Además, me traía sin cuidado que aquellos hombres, uno a cada lado, sujetasen mis muñecas.

Traté de soltarme de ellos, enfadada. No pude hacerlo, por supuesto.

Odiaba a los hombres, y a su fuerza.

El propio Targo había ido mostrándose más y más irritado.

—¡Soltadme! —grité—. ¡Soltadme!

Pero no conseguí librarme de ellos.

Una vez más, Targo intento hablarme, con paciencia, despacio. Me dí cuenta de que se estaba poniendo furioso.

Era un pobre idiota agotador. Lo eran todos. Ninguno parecía entender inglés. Por lo menos en la nave negra, uno de los hombres lo entendía. Le había oído conversar en inglés con el hombre corpulento. Así que seguro que había muchos, muchísimos que lo entendían en aquel mundo.

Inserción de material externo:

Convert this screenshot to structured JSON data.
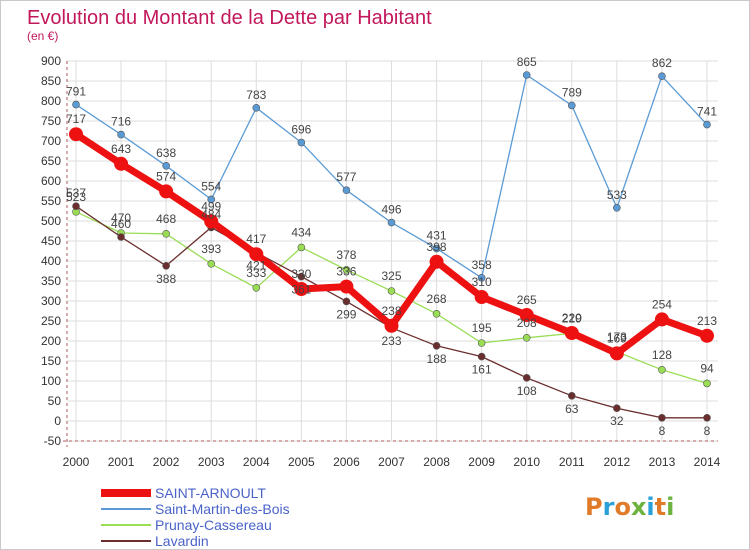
{
  "chart_data": {
    "type": "line",
    "title": "Evolution du Montant de la Dette par Habitant",
    "subtitle": "(en €)",
    "xlabel": "",
    "ylabel": "",
    "x": [
      "2000",
      "2001",
      "2002",
      "2003",
      "2004",
      "2005",
      "2006",
      "2007",
      "2008",
      "2009",
      "2010",
      "2011",
      "2012",
      "2013",
      "2014"
    ],
    "ylim": [
      -50,
      900
    ],
    "yticks": [
      -50,
      0,
      50,
      100,
      150,
      200,
      250,
      300,
      350,
      400,
      450,
      500,
      550,
      600,
      650,
      700,
      750,
      800,
      850,
      900
    ],
    "grid": true,
    "legend_position": "bottom-left",
    "series": [
      {
        "name": "SAINT-ARNOULT",
        "color": "#ee1111",
        "values": [
          717,
          643,
          574,
          499,
          417,
          330,
          336,
          238,
          398,
          310,
          265,
          220,
          169,
          254,
          213
        ]
      },
      {
        "name": "Saint-Martin-des-Bois",
        "color": "#5b9bd5",
        "values": [
          791,
          716,
          638,
          554,
          783,
          696,
          577,
          496,
          431,
          358,
          865,
          789,
          533,
          862,
          741
        ]
      },
      {
        "name": "Prunay-Cassereau",
        "color": "#99dd55",
        "values": [
          523,
          470,
          468,
          393,
          333,
          434,
          378,
          325,
          268,
          195,
          208,
          219,
          173,
          128,
          94
        ]
      },
      {
        "name": "Lavardin",
        "color": "#6b2e2e",
        "values": [
          537,
          460,
          388,
          484,
          421,
          361,
          299,
          233,
          188,
          161,
          108,
          63,
          32,
          8,
          8
        ]
      }
    ]
  },
  "brand": {
    "text": "Proxiti",
    "letters": [
      "P",
      "r",
      "o",
      "x",
      "i",
      "t",
      "i"
    ]
  }
}
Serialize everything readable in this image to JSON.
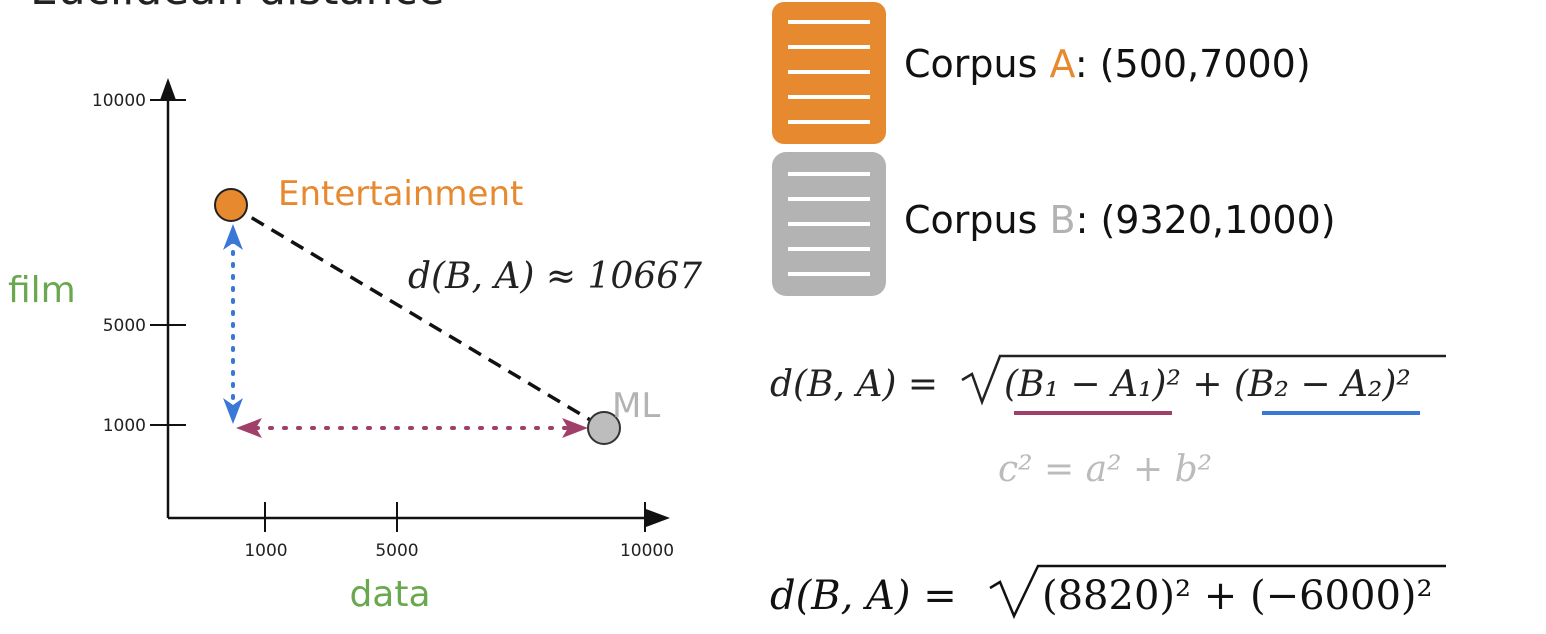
{
  "title": "Euclidean distance",
  "chart_data": {
    "type": "scatter",
    "xlabel": "data",
    "ylabel": "film",
    "x_ticks": [
      "1000",
      "5000",
      "10000"
    ],
    "y_ticks": [
      "10000",
      "5000",
      "1000"
    ],
    "points": [
      {
        "name": "Entertainment",
        "x": 500,
        "y": 7000
      },
      {
        "name": "ML",
        "x": 9320,
        "y": 1000
      }
    ],
    "distance_label": "d(B, A) ≈ 10667"
  },
  "corpus_a": {
    "prefix": "Corpus ",
    "letter": "A",
    "suffix": ": (500,7000)"
  },
  "corpus_b": {
    "prefix": "Corpus ",
    "letter": "B",
    "suffix": ": (9320,1000)"
  },
  "formula": {
    "lhs": "d(B, A) = ",
    "term1": "(B₁ − A₁)²",
    "plus": " + ",
    "term2": "(B₂ − A₂)²",
    "pythagoras": "c² = a² + b²",
    "numeric_lhs": "d(B, A) = ",
    "numeric_rhs": "(8820)² + (−6000)²"
  },
  "colors": {
    "orange": "#e6892f",
    "gray": "#b3b3b3",
    "green": "#6aa84f",
    "blue": "#3a78d8",
    "maroon": "#a0406a"
  }
}
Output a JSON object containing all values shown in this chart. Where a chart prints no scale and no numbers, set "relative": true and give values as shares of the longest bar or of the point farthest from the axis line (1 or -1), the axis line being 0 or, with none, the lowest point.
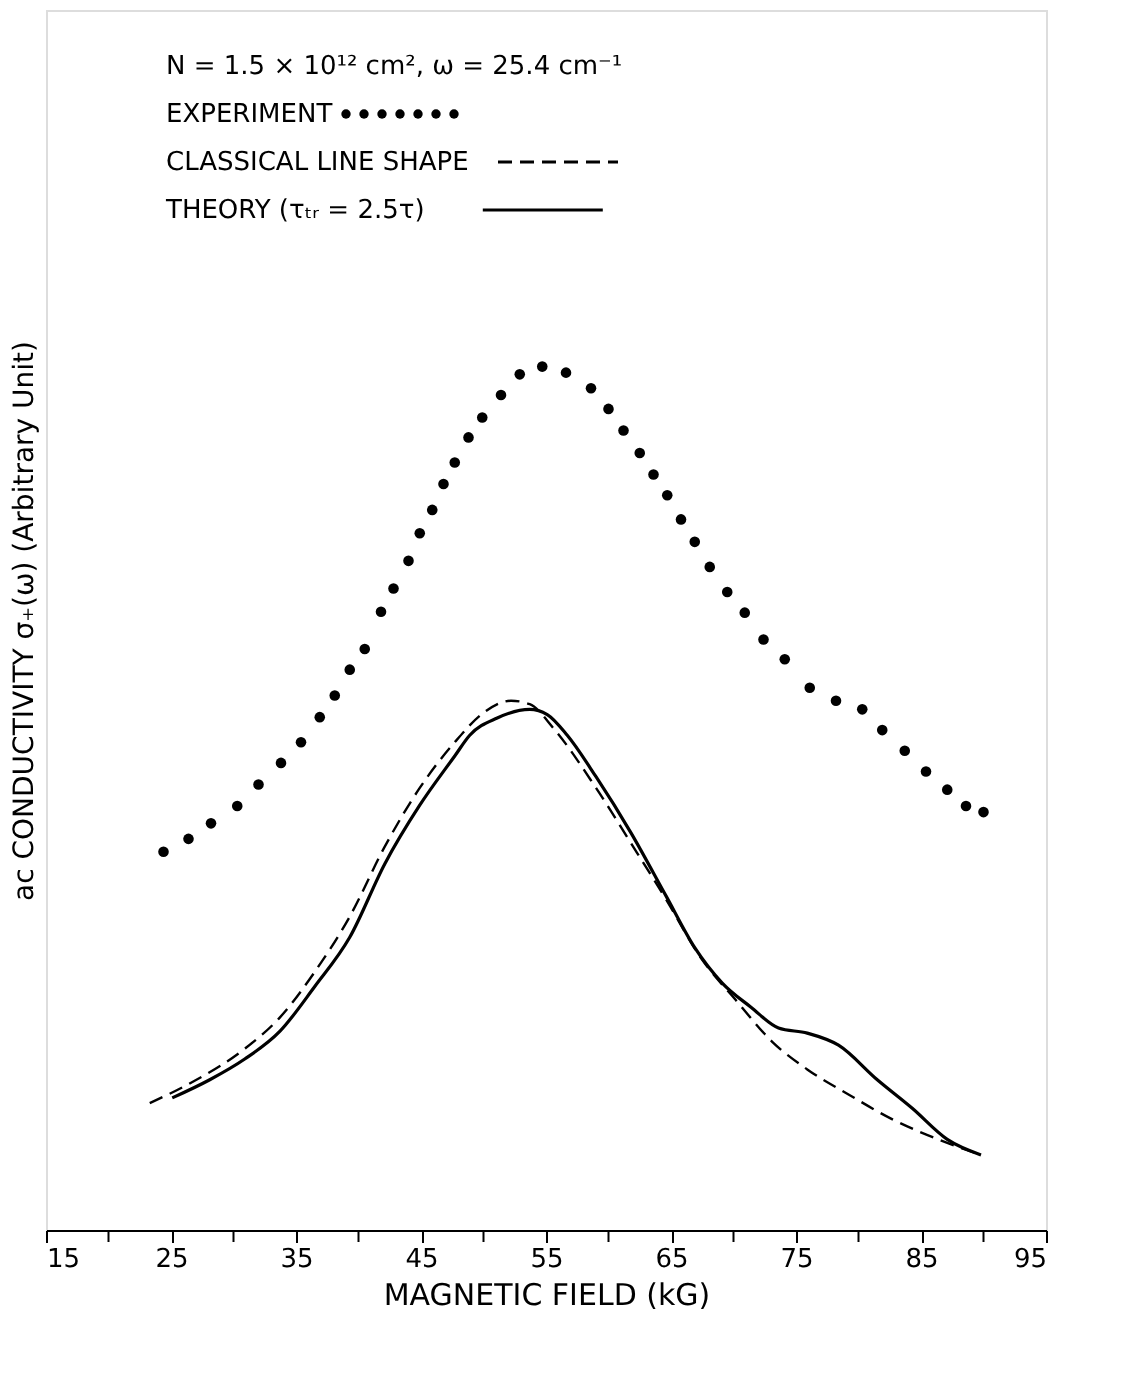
{
  "chart_data": {
    "type": "line",
    "relative": true,
    "legend_title": "N = 1.5 × 10¹² cm², ω = 25.4 cm⁻¹",
    "xlabel": "MAGNETIC FIELD   (kG)",
    "ylabel": "ac CONDUCTIVITY σ₊(ω)  (Arbitrary Unit)",
    "xlim": [
      15,
      95
    ],
    "xticks": [
      15,
      {
        "value": 20,
        "label": null
      },
      25,
      {
        "value": 30,
        "label": null
      },
      35,
      {
        "value": 40,
        "label": null
      },
      45,
      {
        "value": 50,
        "label": null
      },
      55,
      {
        "value": 60,
        "label": null
      },
      65,
      {
        "value": 70,
        "label": null
      },
      75,
      {
        "value": 80,
        "label": null
      },
      85,
      {
        "value": 90,
        "label": null
      },
      95
    ],
    "grid": false,
    "legend": "top left",
    "series": [
      {
        "name": "EXPERIMENT",
        "type": "scatter",
        "marker": "circle",
        "color": "#000000",
        "x": [
          24.4,
          26.4,
          28.2,
          30.3,
          32.0,
          33.8,
          35.4,
          36.9,
          38.1,
          39.3,
          40.5,
          41.8,
          42.8,
          44.0,
          44.9,
          45.9,
          46.8,
          47.7,
          48.8,
          49.9,
          51.4,
          52.9,
          54.7,
          56.6,
          58.6,
          60.0,
          61.2,
          62.5,
          63.6,
          64.7,
          65.8,
          66.9,
          68.1,
          69.5,
          70.9,
          72.4,
          74.1,
          76.1,
          78.2,
          80.3,
          81.9,
          83.7,
          85.4,
          87.1,
          88.6,
          90.0
        ],
        "values": [
          0.438,
          0.453,
          0.471,
          0.491,
          0.516,
          0.541,
          0.565,
          0.594,
          0.619,
          0.649,
          0.673,
          0.716,
          0.743,
          0.775,
          0.807,
          0.834,
          0.864,
          0.889,
          0.918,
          0.941,
          0.967,
          0.991,
          1.0,
          0.993,
          0.975,
          0.951,
          0.926,
          0.9,
          0.875,
          0.851,
          0.823,
          0.797,
          0.768,
          0.739,
          0.715,
          0.684,
          0.661,
          0.628,
          0.613,
          0.603,
          0.579,
          0.555,
          0.531,
          0.51,
          0.491,
          0.484
        ]
      },
      {
        "name": "CLASSICAL LINE SHAPE",
        "line_style": "dashed",
        "color": "#000000",
        "x": [
          23.3,
          26.4,
          30.9,
          33.7,
          36.5,
          39.3,
          42.1,
          44.9,
          47.7,
          50.0,
          52.2,
          53.7,
          55.6,
          59.0,
          61.8,
          64.6,
          67.4,
          70.2,
          73.1,
          75.9,
          79.2,
          82.6,
          87.1,
          89.8
        ],
        "values": [
          0.147,
          0.169,
          0.21,
          0.246,
          0.299,
          0.363,
          0.444,
          0.512,
          0.565,
          0.599,
          0.613,
          0.609,
          0.581,
          0.512,
          0.448,
          0.383,
          0.315,
          0.266,
          0.218,
          0.186,
          0.157,
          0.129,
          0.101,
          0.087
        ]
      },
      {
        "name": "THEORY (τₜᵣ = 2.5τ)",
        "line_style": "solid",
        "color": "#000000",
        "x": [
          25.1,
          28.1,
          30.9,
          33.7,
          36.5,
          39.3,
          42.1,
          44.9,
          47.7,
          48.9,
          51.1,
          53.7,
          55.1,
          56.7,
          59.0,
          61.8,
          64.6,
          66.9,
          69.1,
          71.4,
          73.6,
          75.9,
          78.4,
          81.5,
          84.3,
          87.1,
          89.8
        ],
        "values": [
          0.153,
          0.174,
          0.198,
          0.23,
          0.282,
          0.339,
          0.424,
          0.492,
          0.549,
          0.573,
          0.593,
          0.603,
          0.597,
          0.573,
          0.525,
          0.46,
          0.387,
          0.327,
          0.286,
          0.258,
          0.234,
          0.228,
          0.214,
          0.174,
          0.141,
          0.105,
          0.087
        ]
      }
    ]
  }
}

—No le entiendo —le dije, pronunciando cada palabra con un poco de impertinencia y frialdad. Luego aparté la mirada altivamente. Le había puesto en su lugar.

Él le dijo algo a un subordinado.

Me dejaron desnuda delante de Targo al instante.

Lancé un grito y las muchachas rieron.

—¡Kajira! —gritó uno de los hombres señalando mi muslo.

Ni un sólo centímetro de mi cuerpo pudo evitar sonrojarse.

—¡Kajira! —gritó riéndose Targo.

—¡Kajira! —rieron los demás. Oí como las muchachas reían y aplaudían.

Targo lloraba de tanta risa y sus ojos aun parecían más pequeños en su inflado rostro.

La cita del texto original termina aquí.